Curious, Virgil pried the cottony fabric away with one sharp yank, gritting his teeth slightly at the pain of taking a fair bit of scab with it. Simultaneously, Logan and Patton seemed to inhale sharply, and Virgil pretended to be too busy inspecting his wound to look at them.
“I’ll have to be more expedient with the wet cloth next time,” Logan muttered, exasperated and low enough that he probably thought Virgil couldn’t hear. Patton made a low hum of agreement, the kind of noise made through lips pressed tightly together.
“I’m gonna go put something together for replenishment,” he answered softly, using Logan’s knee and then shoulder to help push himself up to a standing position. His crutches were passed over, and he limped from the room with a farewell wave.
Random statements from his captors aside, his wound wasn’t as bad as expected. Heavy bruising and a cracked rib or two were never fun, but in terms of actual mauling? The long gouges curving along his side weren’t great, but they hadn’t pierced any of his organs, and they didn’t seem infected yet.
They were bleeding a fair bit more, though, now that Virgil had effectively torn even more of them open anew. Whoops.
Rather than hand him a collection vial or even just a finer blade, Logan spent the next half-hour walking him through the step-by-step process of wiping the wounds clean, applying some stinging antiseptic paste, and pressing pads of fresh gauze along the still-bleeding bits. Even the bandages were changed out for new, fresh ones. Maybe he wouldn’t get an infection at all.
After that, he was put through an even more bewildering series of questions, mostly about his head, the slight bump from hitting it against the ground, how the more deep set bruises along his torso felt (bad), and how his ribs felt when he inhaled deeply (worse).
A few times, Logan paused to write something down in a little leather-bound book. Virgil had no clue what, since the man hadn’t properly collected a single ingredient from him yet, let alone enough to require keeping written stock.

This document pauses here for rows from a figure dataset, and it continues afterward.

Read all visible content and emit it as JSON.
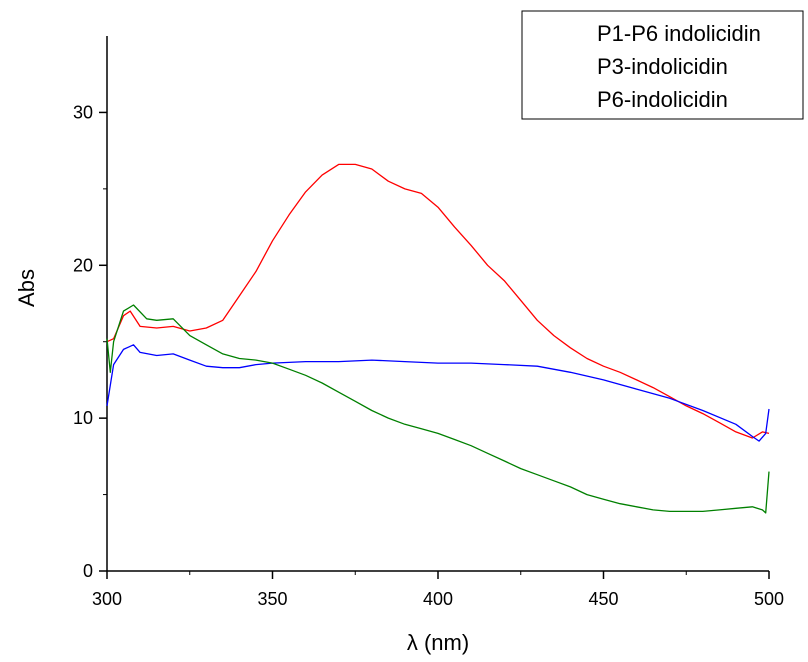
{
  "chart_data": {
    "type": "line",
    "title": "",
    "xlabel": "λ (nm)",
    "ylabel": "Abs",
    "xlim": [
      300,
      500
    ],
    "ylim": [
      0,
      35
    ],
    "x_ticks": [
      300,
      350,
      400,
      450,
      500
    ],
    "y_ticks": [
      0,
      10,
      20,
      30
    ],
    "grid": false,
    "legend_position": "top-right",
    "series": [
      {
        "name": "P1-P6 indolicidin",
        "color": "#000000",
        "x": [],
        "y": []
      },
      {
        "name": "P3-indolicidin",
        "color": "#ff0000",
        "x": [
          300,
          302,
          305,
          307,
          310,
          315,
          320,
          325,
          330,
          335,
          340,
          345,
          350,
          355,
          360,
          365,
          370,
          375,
          380,
          385,
          390,
          395,
          400,
          405,
          410,
          415,
          420,
          425,
          430,
          435,
          440,
          445,
          450,
          455,
          460,
          465,
          470,
          475,
          480,
          485,
          490,
          495,
          498,
          500
        ],
        "y": [
          15.0,
          15.2,
          16.7,
          17.0,
          16.0,
          15.9,
          16.0,
          15.7,
          15.9,
          16.4,
          18.0,
          19.6,
          21.6,
          23.3,
          24.8,
          25.9,
          26.6,
          26.6,
          26.3,
          25.5,
          25.0,
          24.7,
          23.8,
          22.5,
          21.3,
          20.0,
          19.0,
          17.7,
          16.4,
          15.4,
          14.6,
          13.9,
          13.4,
          13.0,
          12.5,
          12.0,
          11.4,
          10.8,
          10.3,
          9.7,
          9.1,
          8.7,
          9.1,
          9.0
        ]
      },
      {
        "name": "P6-indolicidin",
        "color": "#0000ff",
        "x": [
          300,
          302,
          305,
          308,
          310,
          315,
          320,
          325,
          330,
          335,
          340,
          345,
          350,
          360,
          370,
          380,
          390,
          400,
          410,
          420,
          430,
          440,
          450,
          460,
          470,
          480,
          490,
          495,
          497,
          499,
          500
        ],
        "y": [
          10.8,
          13.5,
          14.5,
          14.8,
          14.3,
          14.1,
          14.2,
          13.8,
          13.4,
          13.3,
          13.3,
          13.5,
          13.6,
          13.7,
          13.7,
          13.8,
          13.7,
          13.6,
          13.6,
          13.5,
          13.4,
          13.0,
          12.5,
          11.9,
          11.3,
          10.5,
          9.6,
          8.8,
          8.5,
          9.0,
          10.6
        ]
      },
      {
        "name": "",
        "color": "#008000",
        "x": [
          300,
          301,
          302,
          305,
          308,
          312,
          315,
          320,
          325,
          330,
          335,
          340,
          345,
          350,
          355,
          360,
          365,
          370,
          375,
          380,
          385,
          390,
          395,
          400,
          405,
          410,
          415,
          420,
          425,
          430,
          435,
          440,
          445,
          450,
          455,
          460,
          465,
          470,
          475,
          480,
          485,
          490,
          495,
          498,
          499,
          500
        ],
        "y": [
          15.2,
          13.0,
          15.0,
          17.0,
          17.4,
          16.5,
          16.4,
          16.5,
          15.4,
          14.8,
          14.2,
          13.9,
          13.8,
          13.6,
          13.2,
          12.8,
          12.3,
          11.7,
          11.1,
          10.5,
          10.0,
          9.6,
          9.3,
          9.0,
          8.6,
          8.2,
          7.7,
          7.2,
          6.7,
          6.3,
          5.9,
          5.5,
          5.0,
          4.7,
          4.4,
          4.2,
          4.0,
          3.9,
          3.9,
          3.9,
          4.0,
          4.1,
          4.2,
          4.0,
          3.8,
          6.5
        ]
      }
    ]
  }
}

Finally, he closed the book with a decisive snap and began packing all the tools back into the kit, leaving Virgil sitting there, still all in one piece, the way shifters never were after harvesting sessions.

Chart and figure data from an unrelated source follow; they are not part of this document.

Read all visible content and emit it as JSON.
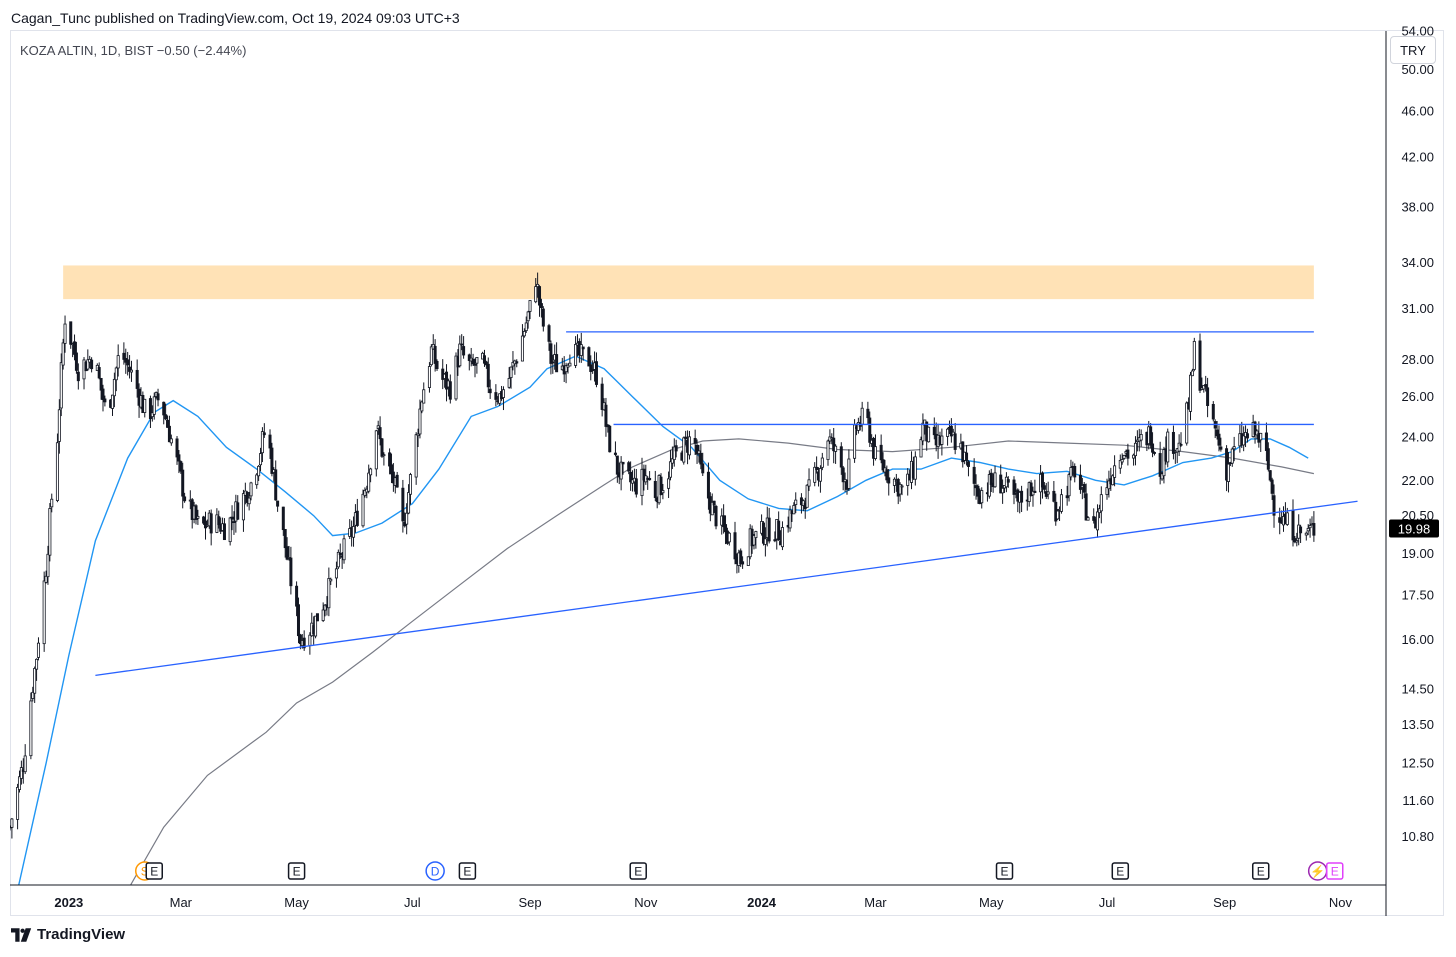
{
  "header": "Cagan_Tunc published on TradingView.com, Oct 19, 2024 09:03 UTC+3",
  "symbol_line": "KOZA ALTIN, 1D, BIST  −0.50 (−2.44%)",
  "currency": "TRY",
  "footer_brand": "TradingView",
  "colors": {
    "candle": "#131722",
    "ma_fast": "#2196f3",
    "ma_slow": "#787b86",
    "trendline": "#2962ff",
    "hline": "#2962ff",
    "zone": "#ffe0b2",
    "price_label_bg": "#000000"
  },
  "chart_data": {
    "type": "candlestick",
    "price_scale": "log",
    "ylim": [
      9.8,
      54.0
    ],
    "x_range": [
      "2022-12-01",
      "2024-11-25"
    ],
    "x_ticks": [
      {
        "label": "2023",
        "date": "2023-01-01",
        "bold": true
      },
      {
        "label": "Mar",
        "date": "2023-03-01"
      },
      {
        "label": "May",
        "date": "2023-05-01"
      },
      {
        "label": "Jul",
        "date": "2023-07-01"
      },
      {
        "label": "Sep",
        "date": "2023-09-01"
      },
      {
        "label": "Nov",
        "date": "2023-11-01"
      },
      {
        "label": "2024",
        "date": "2024-01-01",
        "bold": true
      },
      {
        "label": "Mar",
        "date": "2024-03-01"
      },
      {
        "label": "May",
        "date": "2024-05-01"
      },
      {
        "label": "Jul",
        "date": "2024-07-01"
      },
      {
        "label": "Sep",
        "date": "2024-09-01"
      },
      {
        "label": "Nov",
        "date": "2024-11-01"
      }
    ],
    "y_ticks": [
      "10.80",
      "11.60",
      "12.50",
      "13.50",
      "14.50",
      "16.00",
      "17.50",
      "19.00",
      "20.50",
      "22.00",
      "24.00",
      "26.00",
      "28.00",
      "31.00",
      "34.00",
      "38.00",
      "42.00",
      "46.00",
      "50.00",
      "54.00"
    ],
    "last_price": "19.98",
    "price_path": [
      [
        "2022-12-01",
        11.0
      ],
      [
        "2022-12-08",
        12.5
      ],
      [
        "2022-12-15",
        15.5
      ],
      [
        "2022-12-20",
        18.5
      ],
      [
        "2022-12-26",
        24.0
      ],
      [
        "2022-12-30",
        30.5
      ],
      [
        "2023-01-06",
        27.5
      ],
      [
        "2023-01-14",
        28.2
      ],
      [
        "2023-01-21",
        25.0
      ],
      [
        "2023-01-28",
        28.5
      ],
      [
        "2023-02-04",
        27.0
      ],
      [
        "2023-02-11",
        25.0
      ],
      [
        "2023-02-18",
        26.0
      ],
      [
        "2023-02-25",
        23.5
      ],
      [
        "2023-03-04",
        21.0
      ],
      [
        "2023-03-11",
        20.0
      ],
      [
        "2023-03-18",
        20.3
      ],
      [
        "2023-03-25",
        20.0
      ],
      [
        "2023-04-01",
        21.0
      ],
      [
        "2023-04-08",
        22.0
      ],
      [
        "2023-04-15",
        24.5
      ],
      [
        "2023-04-21",
        21.0
      ],
      [
        "2023-04-28",
        18.0
      ],
      [
        "2023-05-03",
        16.0
      ],
      [
        "2023-05-10",
        16.5
      ],
      [
        "2023-05-17",
        17.5
      ],
      [
        "2023-05-24",
        18.8
      ],
      [
        "2023-05-31",
        20.0
      ],
      [
        "2023-06-07",
        22.0
      ],
      [
        "2023-06-12",
        24.5
      ],
      [
        "2023-06-16",
        23.0
      ],
      [
        "2023-06-21",
        22.0
      ],
      [
        "2023-06-26",
        20.0
      ],
      [
        "2023-07-01",
        22.5
      ],
      [
        "2023-07-06",
        26.0
      ],
      [
        "2023-07-11",
        28.5
      ],
      [
        "2023-07-16",
        27.0
      ],
      [
        "2023-07-21",
        26.5
      ],
      [
        "2023-07-26",
        28.5
      ],
      [
        "2023-08-01",
        27.5
      ],
      [
        "2023-08-06",
        28.0
      ],
      [
        "2023-08-11",
        26.5
      ],
      [
        "2023-08-16",
        26.0
      ],
      [
        "2023-08-21",
        27.0
      ],
      [
        "2023-08-26",
        28.5
      ],
      [
        "2023-09-01",
        31.0
      ],
      [
        "2023-09-04",
        33.0
      ],
      [
        "2023-09-07",
        30.5
      ],
      [
        "2023-09-12",
        28.0
      ],
      [
        "2023-09-17",
        27.5
      ],
      [
        "2023-09-22",
        28.5
      ],
      [
        "2023-09-27",
        28.2
      ],
      [
        "2023-10-02",
        28.0
      ],
      [
        "2023-10-07",
        27.0
      ],
      [
        "2023-10-12",
        24.0
      ],
      [
        "2023-10-17",
        22.5
      ],
      [
        "2023-10-22",
        22.0
      ],
      [
        "2023-10-27",
        21.8
      ],
      [
        "2023-11-01",
        22.2
      ],
      [
        "2023-11-06",
        21.5
      ],
      [
        "2023-11-11",
        22.0
      ],
      [
        "2023-11-16",
        23.0
      ],
      [
        "2023-11-21",
        23.5
      ],
      [
        "2023-11-26",
        24.0
      ],
      [
        "2023-12-01",
        22.0
      ],
      [
        "2023-12-06",
        20.8
      ],
      [
        "2023-12-11",
        20.0
      ],
      [
        "2023-12-16",
        19.5
      ],
      [
        "2023-12-21",
        18.8
      ],
      [
        "2023-12-26",
        19.5
      ],
      [
        "2024-01-01",
        19.8
      ],
      [
        "2024-01-06",
        20.0
      ],
      [
        "2024-01-11",
        19.8
      ],
      [
        "2024-01-16",
        20.5
      ],
      [
        "2024-01-21",
        21.0
      ],
      [
        "2024-01-26",
        21.5
      ],
      [
        "2024-01-31",
        22.5
      ],
      [
        "2024-02-05",
        24.0
      ],
      [
        "2024-02-10",
        23.0
      ],
      [
        "2024-02-15",
        22.0
      ],
      [
        "2024-02-20",
        24.5
      ],
      [
        "2024-02-25",
        25.0
      ],
      [
        "2024-03-01",
        23.0
      ],
      [
        "2024-03-06",
        22.5
      ],
      [
        "2024-03-11",
        22.0
      ],
      [
        "2024-03-16",
        21.5
      ],
      [
        "2024-03-21",
        22.5
      ],
      [
        "2024-03-26",
        24.5
      ],
      [
        "2024-03-31",
        23.5
      ],
      [
        "2024-04-05",
        23.8
      ],
      [
        "2024-04-10",
        24.0
      ],
      [
        "2024-04-15",
        23.5
      ],
      [
        "2024-04-20",
        22.0
      ],
      [
        "2024-04-25",
        21.5
      ],
      [
        "2024-04-30",
        21.8
      ],
      [
        "2024-05-05",
        22.0
      ],
      [
        "2024-05-10",
        21.5
      ],
      [
        "2024-05-15",
        21.0
      ],
      [
        "2024-05-20",
        21.5
      ],
      [
        "2024-05-25",
        22.0
      ],
      [
        "2024-05-30",
        21.5
      ],
      [
        "2024-06-04",
        20.8
      ],
      [
        "2024-06-09",
        21.5
      ],
      [
        "2024-06-14",
        22.5
      ],
      [
        "2024-06-19",
        21.0
      ],
      [
        "2024-06-24",
        20.0
      ],
      [
        "2024-06-29",
        21.5
      ],
      [
        "2024-07-04",
        22.5
      ],
      [
        "2024-07-09",
        23.5
      ],
      [
        "2024-07-14",
        23.0
      ],
      [
        "2024-07-19",
        23.8
      ],
      [
        "2024-07-24",
        24.2
      ],
      [
        "2024-07-29",
        22.5
      ],
      [
        "2024-08-03",
        24.0
      ],
      [
        "2024-08-08",
        23.5
      ],
      [
        "2024-08-13",
        25.5
      ],
      [
        "2024-08-16",
        28.5
      ],
      [
        "2024-08-19",
        27.0
      ],
      [
        "2024-08-23",
        25.5
      ],
      [
        "2024-08-28",
        24.0
      ],
      [
        "2024-09-02",
        22.5
      ],
      [
        "2024-09-07",
        23.5
      ],
      [
        "2024-09-12",
        24.0
      ],
      [
        "2024-09-17",
        24.2
      ],
      [
        "2024-09-22",
        23.5
      ],
      [
        "2024-09-27",
        21.0
      ],
      [
        "2024-10-02",
        20.3
      ],
      [
        "2024-10-07",
        20.0
      ],
      [
        "2024-10-12",
        19.7
      ],
      [
        "2024-10-18",
        19.98
      ]
    ],
    "ma_fast_path": [
      [
        "2022-12-05",
        9.7
      ],
      [
        "2022-12-20",
        12.5
      ],
      [
        "2023-01-01",
        15.5
      ],
      [
        "2023-01-15",
        19.5
      ],
      [
        "2023-02-01",
        23.0
      ],
      [
        "2023-02-15",
        25.2
      ],
      [
        "2023-02-25",
        25.8
      ],
      [
        "2023-03-10",
        25.0
      ],
      [
        "2023-03-25",
        23.5
      ],
      [
        "2023-04-10",
        22.5
      ],
      [
        "2023-04-25",
        21.5
      ],
      [
        "2023-05-10",
        20.5
      ],
      [
        "2023-05-20",
        19.7
      ],
      [
        "2023-06-01",
        19.8
      ],
      [
        "2023-06-15",
        20.2
      ],
      [
        "2023-07-01",
        21.0
      ],
      [
        "2023-07-15",
        22.5
      ],
      [
        "2023-08-01",
        25.0
      ],
      [
        "2023-08-15",
        25.5
      ],
      [
        "2023-09-01",
        26.5
      ],
      [
        "2023-09-10",
        27.5
      ],
      [
        "2023-09-25",
        28.2
      ],
      [
        "2023-10-10",
        27.5
      ],
      [
        "2023-10-25",
        26.0
      ],
      [
        "2023-11-10",
        24.5
      ],
      [
        "2023-11-25",
        23.5
      ],
      [
        "2023-12-10",
        22.0
      ],
      [
        "2023-12-25",
        21.2
      ],
      [
        "2024-01-10",
        20.8
      ],
      [
        "2024-01-25",
        20.7
      ],
      [
        "2024-02-10",
        21.3
      ],
      [
        "2024-02-25",
        22.0
      ],
      [
        "2024-03-10",
        22.5
      ],
      [
        "2024-03-25",
        22.5
      ],
      [
        "2024-04-10",
        23.0
      ],
      [
        "2024-04-25",
        22.8
      ],
      [
        "2024-05-10",
        22.5
      ],
      [
        "2024-05-25",
        22.3
      ],
      [
        "2024-06-10",
        22.4
      ],
      [
        "2024-06-25",
        22.0
      ],
      [
        "2024-07-10",
        21.8
      ],
      [
        "2024-07-25",
        22.2
      ],
      [
        "2024-08-10",
        22.8
      ],
      [
        "2024-08-25",
        23.0
      ],
      [
        "2024-09-05",
        23.3
      ],
      [
        "2024-09-15",
        23.9
      ],
      [
        "2024-09-25",
        23.9
      ],
      [
        "2024-10-05",
        23.5
      ],
      [
        "2024-10-15",
        23.0
      ]
    ],
    "ma_slow_path": [
      [
        "2023-02-01",
        9.7
      ],
      [
        "2023-02-20",
        11.0
      ],
      [
        "2023-03-15",
        12.2
      ],
      [
        "2023-04-15",
        13.3
      ],
      [
        "2023-05-01",
        14.1
      ],
      [
        "2023-05-20",
        14.7
      ],
      [
        "2023-06-10",
        15.6
      ],
      [
        "2023-07-01",
        16.6
      ],
      [
        "2023-07-25",
        17.8
      ],
      [
        "2023-08-20",
        19.2
      ],
      [
        "2023-09-15",
        20.5
      ],
      [
        "2023-10-10",
        21.8
      ],
      [
        "2023-10-25",
        22.6
      ],
      [
        "2023-11-15",
        23.4
      ],
      [
        "2023-12-01",
        23.8
      ],
      [
        "2023-12-20",
        23.9
      ],
      [
        "2024-01-15",
        23.7
      ],
      [
        "2024-02-10",
        23.4
      ],
      [
        "2024-03-10",
        23.3
      ],
      [
        "2024-04-10",
        23.5
      ],
      [
        "2024-05-10",
        23.8
      ],
      [
        "2024-06-10",
        23.7
      ],
      [
        "2024-07-10",
        23.6
      ],
      [
        "2024-08-10",
        23.3
      ],
      [
        "2024-09-05",
        23.0
      ],
      [
        "2024-10-01",
        22.6
      ],
      [
        "2024-10-18",
        22.3
      ]
    ],
    "resistance_zone": {
      "x0": "2022-12-29",
      "x1": "2024-10-18",
      "y_low": 31.6,
      "y_high": 33.8
    },
    "horizontal_lines": [
      {
        "x0": "2023-09-20",
        "x1": "2024-10-18",
        "y": 29.6
      },
      {
        "x0": "2023-10-15",
        "x1": "2024-10-18",
        "y": 24.6
      }
    ],
    "trend_line": {
      "x0": "2023-01-15",
      "y0": 14.9,
      "x1": "2024-11-10",
      "y1": 21.1
    },
    "event_markers": [
      {
        "label": "S",
        "date": "2023-02-10",
        "color": "#ff9800",
        "shape": "circle"
      },
      {
        "label": "E",
        "date": "2023-02-15",
        "color": "#131722",
        "shape": "square"
      },
      {
        "label": "E",
        "date": "2023-05-01",
        "color": "#131722",
        "shape": "square"
      },
      {
        "label": "D",
        "date": "2023-07-13",
        "color": "#2962ff",
        "shape": "circle"
      },
      {
        "label": "E",
        "date": "2023-07-30",
        "color": "#131722",
        "shape": "square"
      },
      {
        "label": "E",
        "date": "2023-10-28",
        "color": "#131722",
        "shape": "square"
      },
      {
        "label": "E",
        "date": "2024-05-08",
        "color": "#131722",
        "shape": "square"
      },
      {
        "label": "E",
        "date": "2024-07-08",
        "color": "#131722",
        "shape": "square"
      },
      {
        "label": "E",
        "date": "2024-09-20",
        "color": "#131722",
        "shape": "square"
      },
      {
        "label": "⚡",
        "date": "2024-10-20",
        "color": "#9c27b0",
        "shape": "circle"
      },
      {
        "label": "E",
        "date": "2024-10-29",
        "color": "#e040fb",
        "shape": "square"
      }
    ]
  }
}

He didn’t get it. They definitely knew what he was, which meant they also had to know what he was worth.
Some amateur hunters were more ignorant about magical theory and the ingredients it typically entailed, but these three had known enough to locate ley lines and leave satisfactory offerings. Between the sword at Roman’s hip and the books along Logan’s shelves, there was absolutely no way they were unaware of the properties of shifters, of the natural magic that lingered in their flesh and blood and fur.

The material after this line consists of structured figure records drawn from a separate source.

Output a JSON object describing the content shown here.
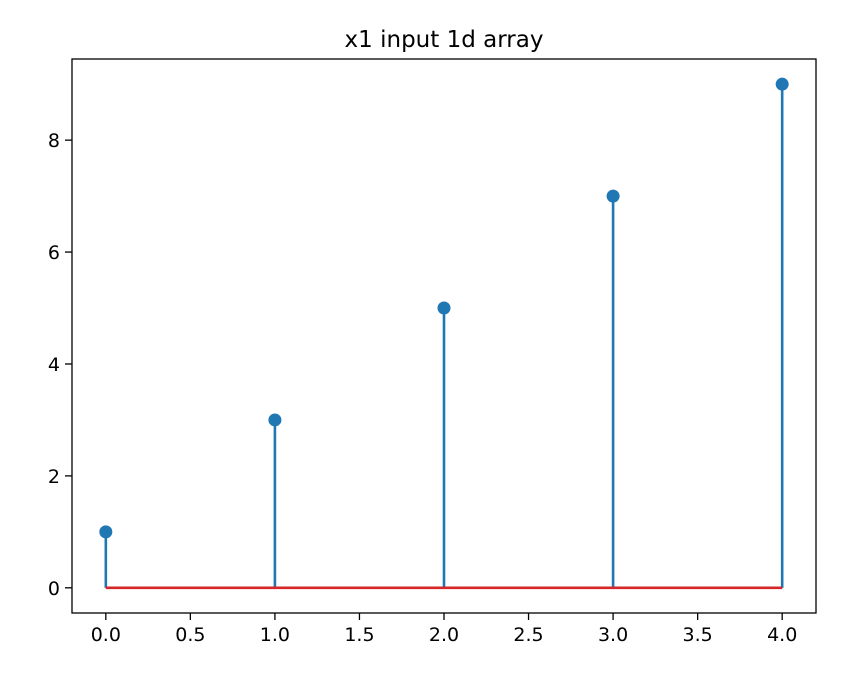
{
  "chart_data": {
    "type": "stem",
    "title": "x1 input 1d array",
    "xlabel": "",
    "ylabel": "",
    "x": [
      0,
      1,
      2,
      3,
      4
    ],
    "y": [
      1,
      3,
      5,
      7,
      9
    ],
    "baseline": 0,
    "xlim": [
      -0.2,
      4.2
    ],
    "ylim": [
      -0.45,
      9.45
    ],
    "xticks": [
      0.0,
      0.5,
      1.0,
      1.5,
      2.0,
      2.5,
      3.0,
      3.5,
      4.0
    ],
    "xtick_labels": [
      "0.0",
      "0.5",
      "1.0",
      "1.5",
      "2.0",
      "2.5",
      "3.0",
      "3.5",
      "4.0"
    ],
    "yticks": [
      0,
      2,
      4,
      6,
      8
    ],
    "ytick_labels": [
      "0",
      "2",
      "4",
      "6",
      "8"
    ],
    "grid": false,
    "colors": {
      "stem": "#1f77b4",
      "marker": "#1f77b4",
      "baseline": "#d62728",
      "axes": "#000000",
      "background": "#ffffff"
    }
  }
}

So they definitely knew. And there was no reason to stall in harvesting from him. It was smarter to start the cycle of removal and regrowth as early as possible, to squeeze the maximum amount of profit out of him before the final harvest.
Except… These humans weren’t a band of nomadic hunters with constant access to bustling markets and customers to barter with, were they? Whatever they harvested would likely be for them, and them alone. There was no point in collecting an excess of mediocre materials when they could simply wait until the full moon, where his innate magic would be at its fullest, and then get everything at once.
The thought made some knot in his stomach loosen slightly. If it was true, if he really wasn’t going to spend the next few weeks enduring a constant, repetitive torture, it would make it a lot easier to try and escape.
And even if he failed, it would only be one night, and then it would be over and done with. He wouldn’t be stuck in the same unending hell as before. That in itself was enough to take some of that unbearable pressure off his shoulders.
Logan was saying something else now, but the last of Virgil’s willpower had burnt out, and any desire to stay awake had fled along with it. Whatever they’d drugged him with was still thick in his system, enough to make his limbs feel dull and slow and his eyelids heavy.
His blinks grew longer and longer, and then he was out again.